Но это случилось впоследствии, а до этого был мир и ведавшая им и распоряжавшаяся мама, которую звали Марина. Мир всецело зависел от неё, по её воле детский день сменялся ночью, возникали из шкафа и исчезали в нём игрушки, вызываемая ими сдержанная скука («играть» я не умела, а ломать — не разрешалось) — уступала место восторгу обещанной прогулки с Мариной — почти со всем восторгом, если бы не все эти, маленьким ненавистные, капоры, башлыки, гамаши, калоши, варежки, тёплые штаны, застёжки, пряжки, крючки, пуговицы, пуговицы без конца!
По воле Марины мир ограничивался стенами детской или становился улицей, из зимы превращался в лето, распахивал и закрывал окна и двери, останавливался как вкопанный или благодаря извозчику, реже — поезду, преображался в движение, чтобы, угомонившись, вдруг назваться «дачей» или «Коктебелем».
Назваться.
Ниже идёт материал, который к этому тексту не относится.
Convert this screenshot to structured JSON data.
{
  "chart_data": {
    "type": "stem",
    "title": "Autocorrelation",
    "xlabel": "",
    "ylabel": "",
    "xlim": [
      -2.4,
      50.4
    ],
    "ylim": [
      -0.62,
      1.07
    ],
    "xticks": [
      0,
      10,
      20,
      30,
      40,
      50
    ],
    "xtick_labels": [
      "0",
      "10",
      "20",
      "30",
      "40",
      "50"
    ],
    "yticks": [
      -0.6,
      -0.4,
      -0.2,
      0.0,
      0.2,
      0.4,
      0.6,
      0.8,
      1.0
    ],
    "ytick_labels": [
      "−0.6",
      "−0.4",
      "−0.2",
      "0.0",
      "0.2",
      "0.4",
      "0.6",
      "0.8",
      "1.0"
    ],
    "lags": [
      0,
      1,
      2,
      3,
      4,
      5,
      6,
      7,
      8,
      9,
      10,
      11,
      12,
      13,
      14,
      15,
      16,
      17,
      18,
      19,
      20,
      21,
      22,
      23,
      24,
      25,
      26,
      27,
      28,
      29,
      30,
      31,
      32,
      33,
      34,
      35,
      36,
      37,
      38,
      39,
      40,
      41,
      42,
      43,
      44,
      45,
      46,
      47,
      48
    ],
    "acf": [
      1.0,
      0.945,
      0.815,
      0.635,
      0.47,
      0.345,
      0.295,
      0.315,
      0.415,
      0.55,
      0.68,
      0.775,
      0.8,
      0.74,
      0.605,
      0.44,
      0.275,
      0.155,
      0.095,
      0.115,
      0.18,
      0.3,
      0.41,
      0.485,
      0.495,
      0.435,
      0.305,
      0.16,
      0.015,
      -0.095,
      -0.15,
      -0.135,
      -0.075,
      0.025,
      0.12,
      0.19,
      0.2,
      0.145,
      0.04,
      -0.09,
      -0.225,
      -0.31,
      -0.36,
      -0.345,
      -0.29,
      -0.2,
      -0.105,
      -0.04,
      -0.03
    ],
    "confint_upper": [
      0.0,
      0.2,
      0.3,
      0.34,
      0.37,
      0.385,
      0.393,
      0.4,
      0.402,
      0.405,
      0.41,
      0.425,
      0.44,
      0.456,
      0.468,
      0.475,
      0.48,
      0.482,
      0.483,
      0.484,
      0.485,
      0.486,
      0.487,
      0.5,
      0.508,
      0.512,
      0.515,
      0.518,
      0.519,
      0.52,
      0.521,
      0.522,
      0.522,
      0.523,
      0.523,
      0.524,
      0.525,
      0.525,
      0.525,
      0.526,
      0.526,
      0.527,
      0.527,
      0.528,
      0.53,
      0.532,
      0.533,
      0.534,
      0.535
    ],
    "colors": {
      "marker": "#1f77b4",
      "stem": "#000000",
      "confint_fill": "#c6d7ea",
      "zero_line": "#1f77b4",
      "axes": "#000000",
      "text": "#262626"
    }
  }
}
Ибо именно по Марининой воле всё видимое начало обозначаться словами и тем самым материализоваться, определяться, обретать форму, цвет и смысл. Невидимое, отвле- Аля Эфрон. Апрель 1914
чённое также началось со слов — с трёх китов человеческого бытия: «Нельзя», «Нужно», «Можно», — причём первое из них, повторявшееся чаще, усвоилось прежде двух остальных.
Маринино влияние на меня, маленькую, было огромно, никем и ничем не перебиваемоё и — всегда в зените. Между тем времени со мной она проводила не так уж много, гуляла не так уж часто, ни в чём не потакала, не баловала; всем этим в той или иной мере занимались няни, не оставившие в памяти надёжного следа, может быть оттого, что, не приживаясь к дому, часто сменялись.
С одной из них пришлось расстаться потому, что вместо скверика на Собачьей площадке она неукоснительно уводила меня в Николопесковскую церковь — выстаивать панихиды и прикладываться к покойникам. «А что тут такого, барыня, - говорила она разгневанной Марине, неторопливо собирая пожитки, - ангельская-то молитва скорее до Господа проникает, значит, у гроба и младенец при деле, не то что на этих ваших — тьфу! грех вымолвить! — площадках собачьих!»
Вторую уволили за то, что оказалась нечиста на руку, да и на язык: вместо «медведь» и «панталоны», например, произносила, — а вслед за ней и я, — «ведьмедь» и «полтолоны»; третья и последующие уходили, кажется, сами.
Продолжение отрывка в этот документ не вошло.